The exact classical mechanical description of a pendulum is quite complex, and the equations of motion usually only solved in introductory texts for small displacements about equilibrium. In this case, the period, $T \approx 2\pi\sqrt{L/g}$, and the motion is harmonic.
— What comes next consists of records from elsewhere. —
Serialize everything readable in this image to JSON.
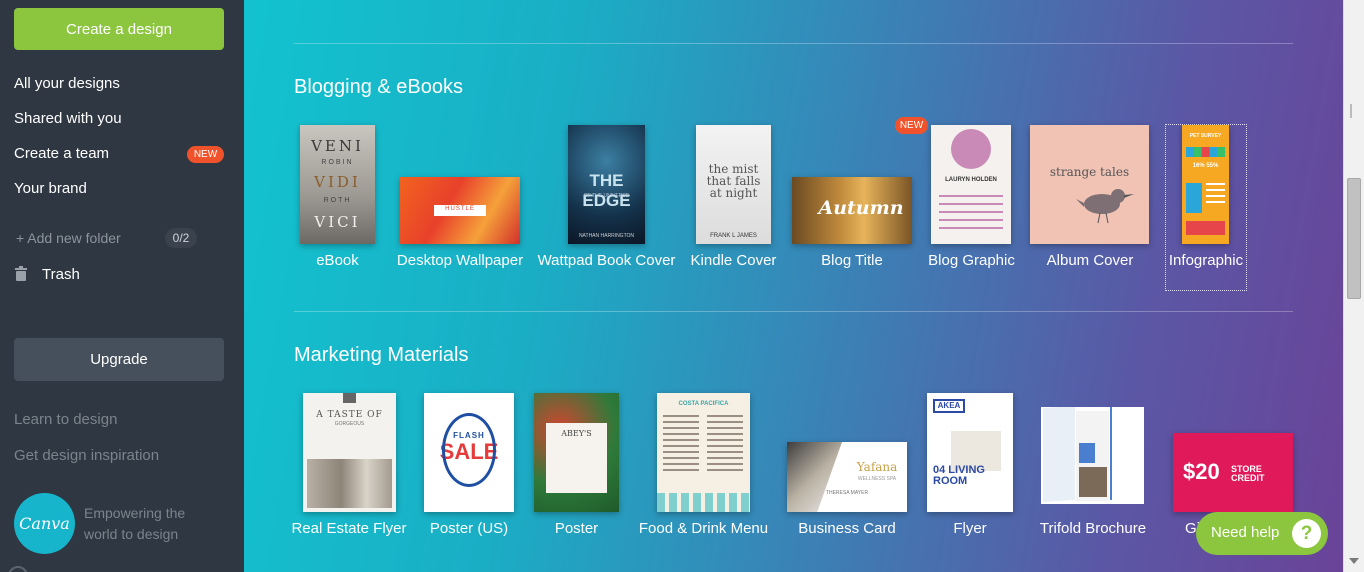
{
  "sidebar": {
    "create_label": "Create a design",
    "nav": [
      "All your designs",
      "Shared with you",
      "Create a team",
      "Your brand"
    ],
    "new_badge": "NEW",
    "add_folder": "+ Add new folder",
    "folder_count": "0/2",
    "trash": "Trash",
    "upgrade": "Upgrade",
    "learn": "Learn to design",
    "inspiration": "Get design inspiration",
    "logo_text": "Canva",
    "tagline": "Empowering the world to design"
  },
  "sections": {
    "blogging": {
      "title": "Blogging & eBooks",
      "new_badge": "NEW",
      "items": [
        "eBook",
        "Desktop Wallpaper",
        "Wattpad Book Cover",
        "Kindle Cover",
        "Blog Title",
        "Blog Graphic",
        "Album Cover",
        "Infographic"
      ]
    },
    "marketing": {
      "title": "Marketing Materials",
      "items": [
        "Real Estate Flyer",
        "Poster (US)",
        "Poster",
        "Food & Drink Menu",
        "Business Card",
        "Flyer",
        "Trifold Brochure",
        "Gi"
      ]
    }
  },
  "thumb_text": {
    "ebook_lines": [
      "VENI",
      "ROBIN",
      "VIDI",
      "ROTH",
      "VICI"
    ],
    "wallpaper": "HUSTLE",
    "wattpad_title": "THE EDGE",
    "wattpad_sub": "OF THE UNIVERSE",
    "wattpad_author": "NATHAN HARRINGTON",
    "kindle_title": "the mist that falls at night",
    "kindle_author": "FRANK L JAMES",
    "blogtitle": "Autumn",
    "bloggraphic_name": "LAURYN HOLDEN",
    "album": "strange tales",
    "infographic_title": "PET SURVEY",
    "infographic_stats": "16%  55%",
    "realestate_title": "A TASTE OF",
    "realestate_sub": "GORGEOUS",
    "poster_us_1": "FLASH",
    "poster_us_2": "SALE",
    "poster_name": "ABEY'S",
    "menu_title": "COSTA PACIFICA",
    "bizcard_name": "Yafana",
    "bizcard_sub": "WELLNESS SPA",
    "bizcard_person": "THERESA MAYER",
    "flyer_top": "AKEA",
    "flyer_big": "04 LIVING ROOM",
    "gift_amount": "$20",
    "gift_text": "STORE CREDIT"
  },
  "help": {
    "label": "Need help",
    "icon": "?"
  },
  "colors": {
    "accent": "#8cc63f",
    "badge": "#f0532c",
    "sidebar": "#2f3742"
  }
}
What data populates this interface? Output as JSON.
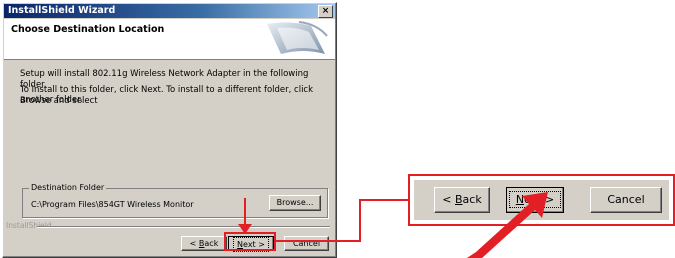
{
  "window": {
    "title": "InstallShield Wizard",
    "close_glyph": "×",
    "header_title": "Choose Destination Location"
  },
  "content": {
    "line1": "Setup will install 802.11g Wireless Network Adapter in the following folder.",
    "line2": "To install to this folder, click Next. To install to a different folder, click Browse and select",
    "line3": "another folder."
  },
  "destination": {
    "legend": "Destination Folder",
    "path": "C:\\Program Files\\854GT Wireless Monitor",
    "browse_label": "Browse..."
  },
  "footer": {
    "brand": "InstallShield",
    "back_prefix": "< ",
    "back_key": "B",
    "back_rest": "ack",
    "next_key": "N",
    "next_rest": "ext >",
    "cancel_label": "Cancel"
  },
  "zoom": {
    "back_prefix": "< ",
    "back_key": "B",
    "back_rest": "ack",
    "next_key": "N",
    "next_rest": "ext >",
    "cancel_label": "Cancel"
  },
  "colors": {
    "highlight": "#e31e24",
    "title_bar": "#0a246a",
    "dialog_face": "#d4d0c8"
  }
}
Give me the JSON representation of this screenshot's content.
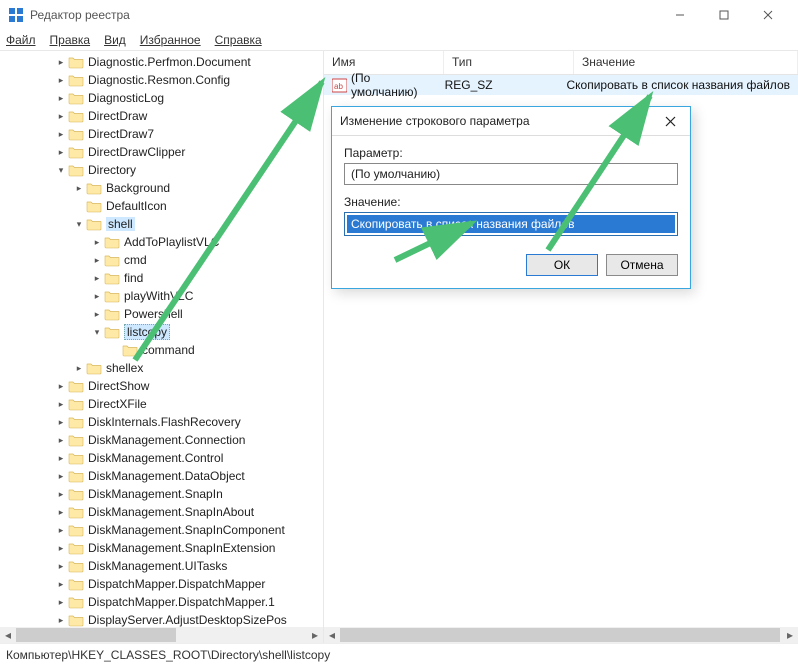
{
  "window": {
    "title": "Редактор реестра"
  },
  "menu": {
    "file": "Файл",
    "edit": "Правка",
    "view": "Вид",
    "favorites": "Избранное",
    "help": "Справка"
  },
  "tree": {
    "items": [
      {
        "indent": 2,
        "expander": "right",
        "label": "Diagnostic.Perfmon.Document"
      },
      {
        "indent": 2,
        "expander": "right",
        "label": "Diagnostic.Resmon.Config"
      },
      {
        "indent": 2,
        "expander": "right",
        "label": "DiagnosticLog"
      },
      {
        "indent": 2,
        "expander": "right",
        "label": "DirectDraw"
      },
      {
        "indent": 2,
        "expander": "right",
        "label": "DirectDraw7"
      },
      {
        "indent": 2,
        "expander": "right",
        "label": "DirectDrawClipper"
      },
      {
        "indent": 2,
        "expander": "down",
        "label": "Directory"
      },
      {
        "indent": 3,
        "expander": "right",
        "label": "Background"
      },
      {
        "indent": 3,
        "expander": "none",
        "label": "DefaultIcon"
      },
      {
        "indent": 3,
        "expander": "down",
        "label": "shell",
        "selectedBg": true
      },
      {
        "indent": 4,
        "expander": "right",
        "label": "AddToPlaylistVLC"
      },
      {
        "indent": 4,
        "expander": "right",
        "label": "cmd"
      },
      {
        "indent": 4,
        "expander": "right",
        "label": "find"
      },
      {
        "indent": 4,
        "expander": "right",
        "label": "playWithVLC"
      },
      {
        "indent": 4,
        "expander": "right",
        "label": "Powershell"
      },
      {
        "indent": 4,
        "expander": "down",
        "label": "listcopy",
        "selected": true
      },
      {
        "indent": 5,
        "expander": "none",
        "label": "command"
      },
      {
        "indent": 3,
        "expander": "right",
        "label": "shellex"
      },
      {
        "indent": 2,
        "expander": "right",
        "label": "DirectShow"
      },
      {
        "indent": 2,
        "expander": "right",
        "label": "DirectXFile"
      },
      {
        "indent": 2,
        "expander": "right",
        "label": "DiskInternals.FlashRecovery"
      },
      {
        "indent": 2,
        "expander": "right",
        "label": "DiskManagement.Connection"
      },
      {
        "indent": 2,
        "expander": "right",
        "label": "DiskManagement.Control"
      },
      {
        "indent": 2,
        "expander": "right",
        "label": "DiskManagement.DataObject"
      },
      {
        "indent": 2,
        "expander": "right",
        "label": "DiskManagement.SnapIn"
      },
      {
        "indent": 2,
        "expander": "right",
        "label": "DiskManagement.SnapInAbout"
      },
      {
        "indent": 2,
        "expander": "right",
        "label": "DiskManagement.SnapInComponent"
      },
      {
        "indent": 2,
        "expander": "right",
        "label": "DiskManagement.SnapInExtension"
      },
      {
        "indent": 2,
        "expander": "right",
        "label": "DiskManagement.UITasks"
      },
      {
        "indent": 2,
        "expander": "right",
        "label": "DispatchMapper.DispatchMapper"
      },
      {
        "indent": 2,
        "expander": "right",
        "label": "DispatchMapper.DispatchMapper.1"
      },
      {
        "indent": 2,
        "expander": "right",
        "label": "DisplayServer.AdjustDesktopSizePos"
      }
    ]
  },
  "list": {
    "headers": {
      "name": "Имя",
      "type": "Тип",
      "value": "Значение"
    },
    "rows": [
      {
        "name": "(По умолчанию)",
        "type": "REG_SZ",
        "value": "Скопировать в список названия файлов"
      }
    ]
  },
  "dialog": {
    "title": "Изменение строкового параметра",
    "paramLabel": "Параметр:",
    "paramValue": "(По умолчанию)",
    "valueLabel": "Значение:",
    "valueInput": "Скопировать в список названия файлов",
    "ok": "ОК",
    "cancel": "Отмена"
  },
  "statusbar": {
    "path": "Компьютер\\HKEY_CLASSES_ROOT\\Directory\\shell\\listcopy"
  }
}
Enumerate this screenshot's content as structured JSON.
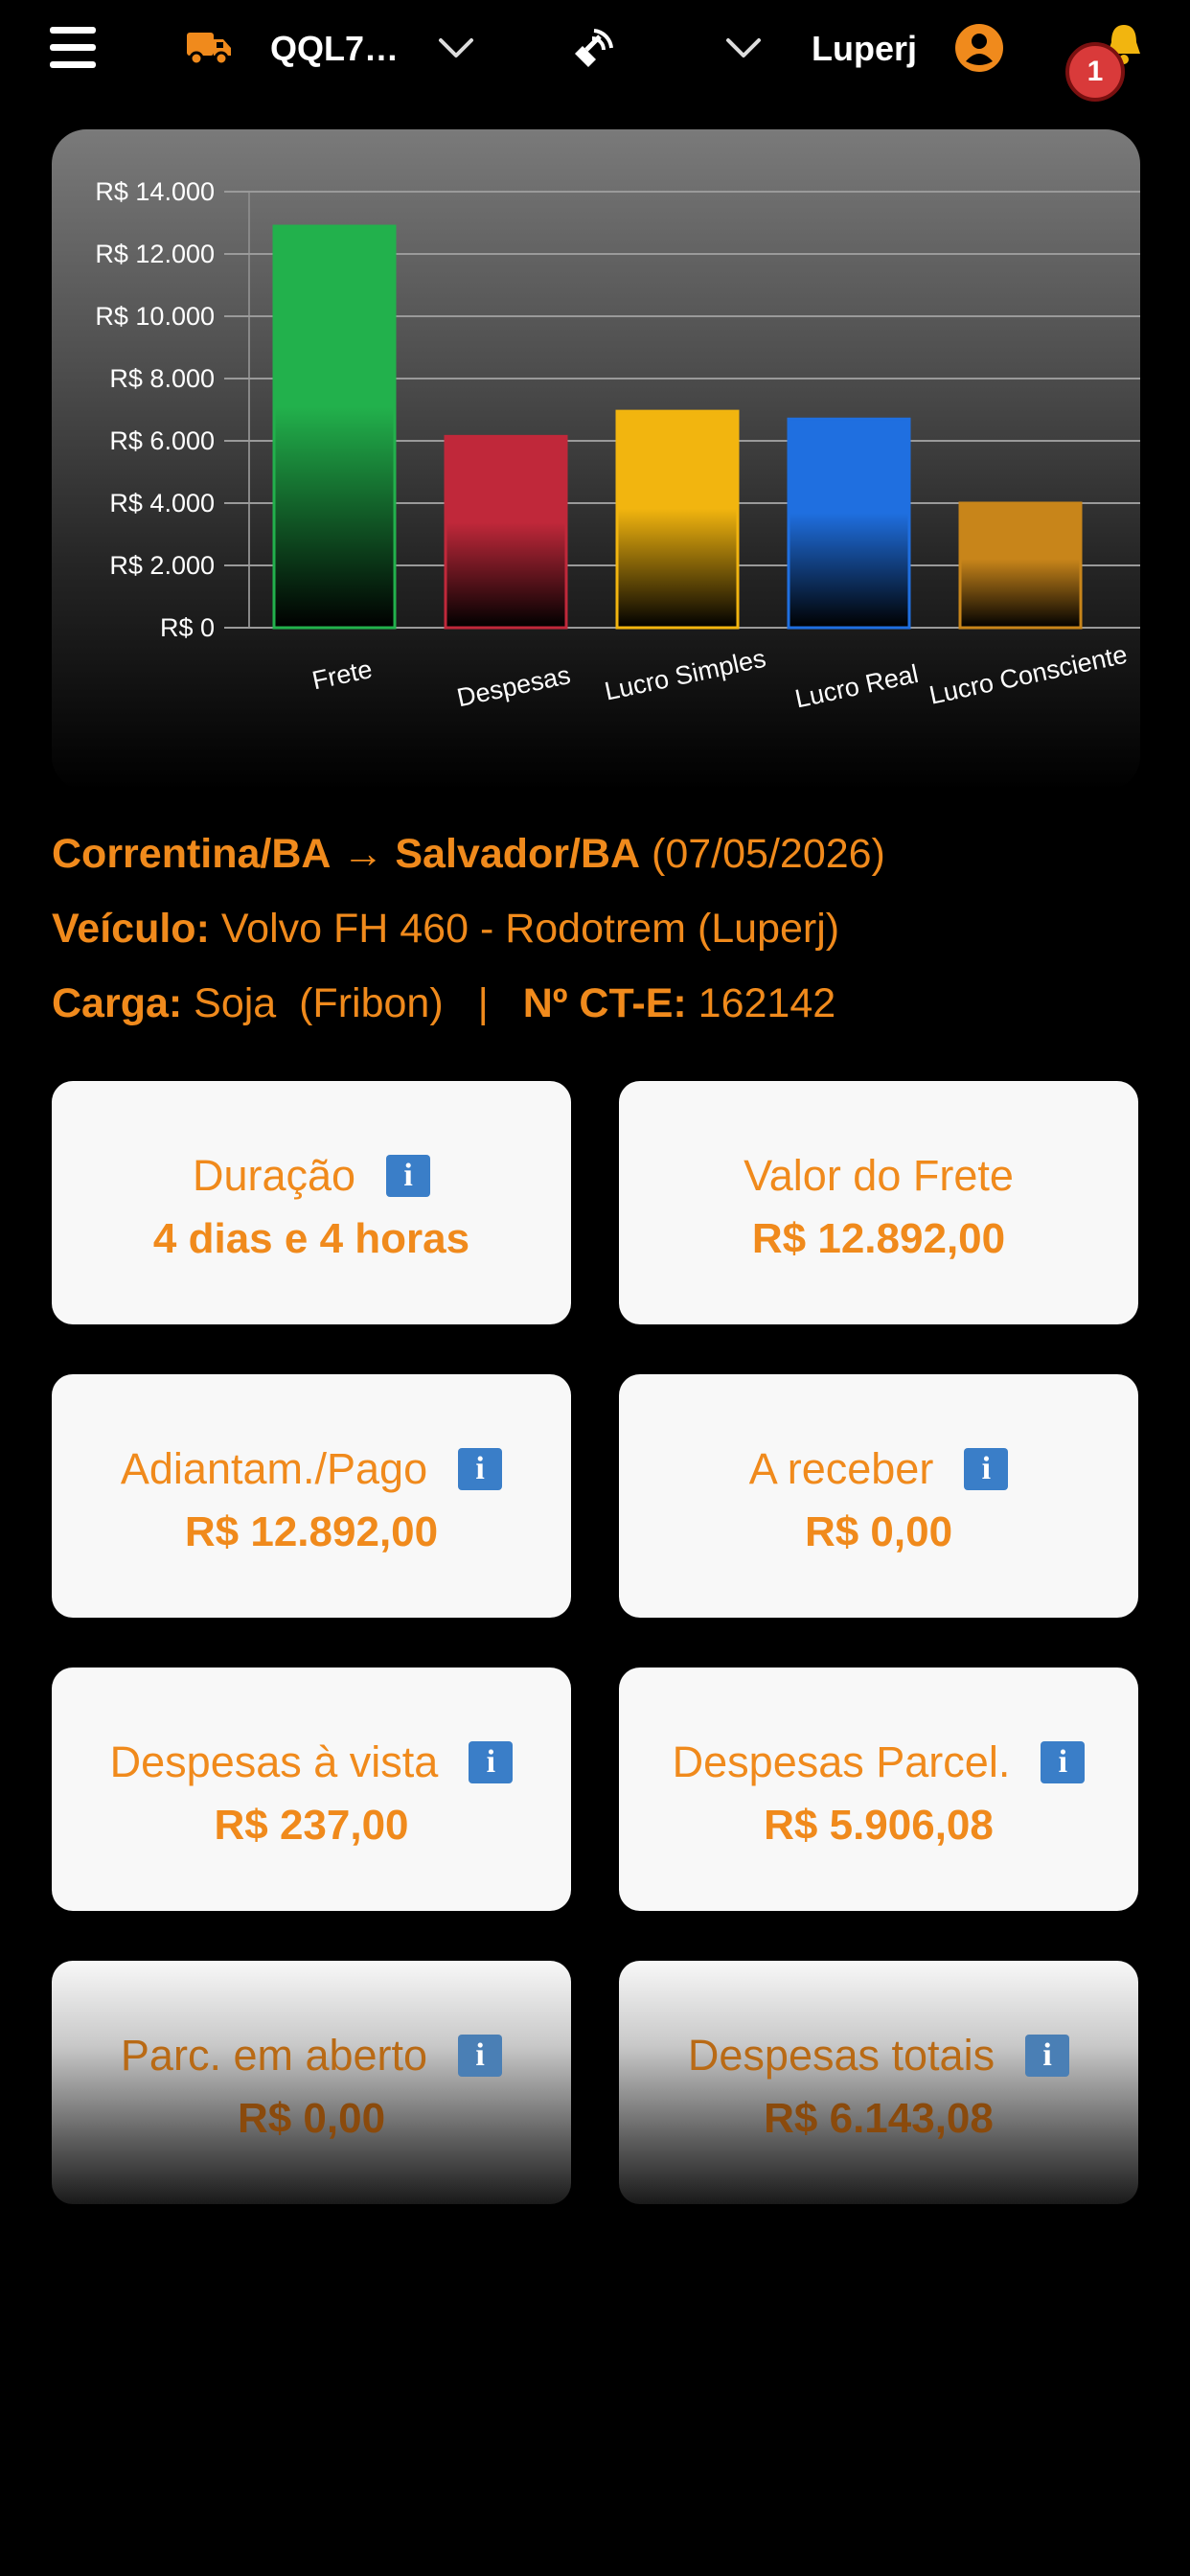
{
  "header": {
    "vehicle_plate": "QQL7…",
    "company": "Luperj",
    "notification_count": "1",
    "icons": [
      "menu-icon",
      "truck-icon",
      "chevron-down-icon",
      "tracker-icon",
      "chevron-down-icon",
      "user-icon",
      "bell-icon"
    ]
  },
  "colors": {
    "accent": "#f08a1c",
    "frete": "#22b14c",
    "despesas": "#c0283a",
    "lucro_simples": "#f2b50f",
    "lucro_real": "#1f6fe0",
    "lucro_consciente": "#c8851a",
    "info": "#3a7ec8"
  },
  "chart_data": {
    "type": "bar",
    "categories": [
      "Frete",
      "Despesas",
      "Lucro Simples",
      "Lucro Real",
      "Lucro Consciente"
    ],
    "values": [
      12892.0,
      6143.08,
      6950,
      6700,
      4000
    ],
    "ylim": [
      0,
      14000
    ],
    "yticks": [
      {
        "value": 0,
        "label": "R$ 0"
      },
      {
        "value": 2000,
        "label": "R$ 2.000"
      },
      {
        "value": 4000,
        "label": "R$ 4.000"
      },
      {
        "value": 6000,
        "label": "R$ 6.000"
      },
      {
        "value": 8000,
        "label": "R$ 8.000"
      },
      {
        "value": 10000,
        "label": "R$ 10.000"
      },
      {
        "value": 12000,
        "label": "R$ 12.000"
      },
      {
        "value": 14000,
        "label": "R$ 14.000"
      }
    ],
    "grid": true,
    "title": "",
    "xlabel": "",
    "ylabel": ""
  },
  "trip": {
    "origin": "Correntina/BA",
    "arrow": "→",
    "destination": "Salvador/BA",
    "date": "(07/05/2026)",
    "vehicle_label": "Veículo:",
    "vehicle_value": "Volvo FH 460 - Rodotrem (Luperj)",
    "cargo_label": "Carga:",
    "cargo_value": "Soja  (Fribon)",
    "separator": "|",
    "cte_label": "Nº CT-E:",
    "cte_value": "162142"
  },
  "stats": [
    {
      "label": "Duração",
      "value": "4 dias e 4 horas",
      "info": true
    },
    {
      "label": "Valor do Frete",
      "value": "R$ 12.892,00",
      "info": false
    },
    {
      "label": "Adiantam./Pago",
      "value": "R$ 12.892,00",
      "info": true
    },
    {
      "label": "A receber",
      "value": "R$ 0,00",
      "info": true
    },
    {
      "label": "Despesas à vista",
      "value": "R$ 237,00",
      "info": true
    },
    {
      "label": "Despesas Parcel.",
      "value": "R$ 5.906,08",
      "info": true
    },
    {
      "label": "Parc. em aberto",
      "value": "R$ 0,00",
      "info": true
    },
    {
      "label": "Despesas totais",
      "value": "R$ 6.143,08",
      "info": true
    }
  ],
  "info_glyph": "i"
}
The general solution requires elliptic integrals, but the special case of a pendulum making $180^\circ$ swings (i.e. $\pm 90^\circ$ about its equilibrium position) leads to the following expression for the period: $$ T = 2\sqrt{\frac{2l}{g}}\int_0^{\pi/2} \frac{\mathrm{d}\theta}{\sqrt{\cos\theta}}. $$
The substitution $x = \sin^2\theta$ transforms this integral into a beta function: $$ \int_0^{\pi/2} \frac{\mathrm{d}\theta}{\sqrt{\cos\theta}} = \textstyle \frac{1}{2}\int_0^1 x^{-1/2}(1-x)^{-3/4}\,\mathrm{d}x = \textstyle\frac{1}{2}B(\frac{1}{2},\frac{1}{4}). $$ Therefore, $$ T = \sqrt{2}B(\textstyle\frac{1}{2},\frac{1}{4})\sqrt{\frac{l}{g}}. $$
To find the period of the pendulum in units of $\sqrt{l/g}$:
In [x]: import numpy as np
In [x]: from scipy.special import beta
In [x]: np.sqrt(2) * beta(0.5, 0.25)
7.4162987092054875
(Compare with the harmonic approximation, $2\pi= 6.283185$).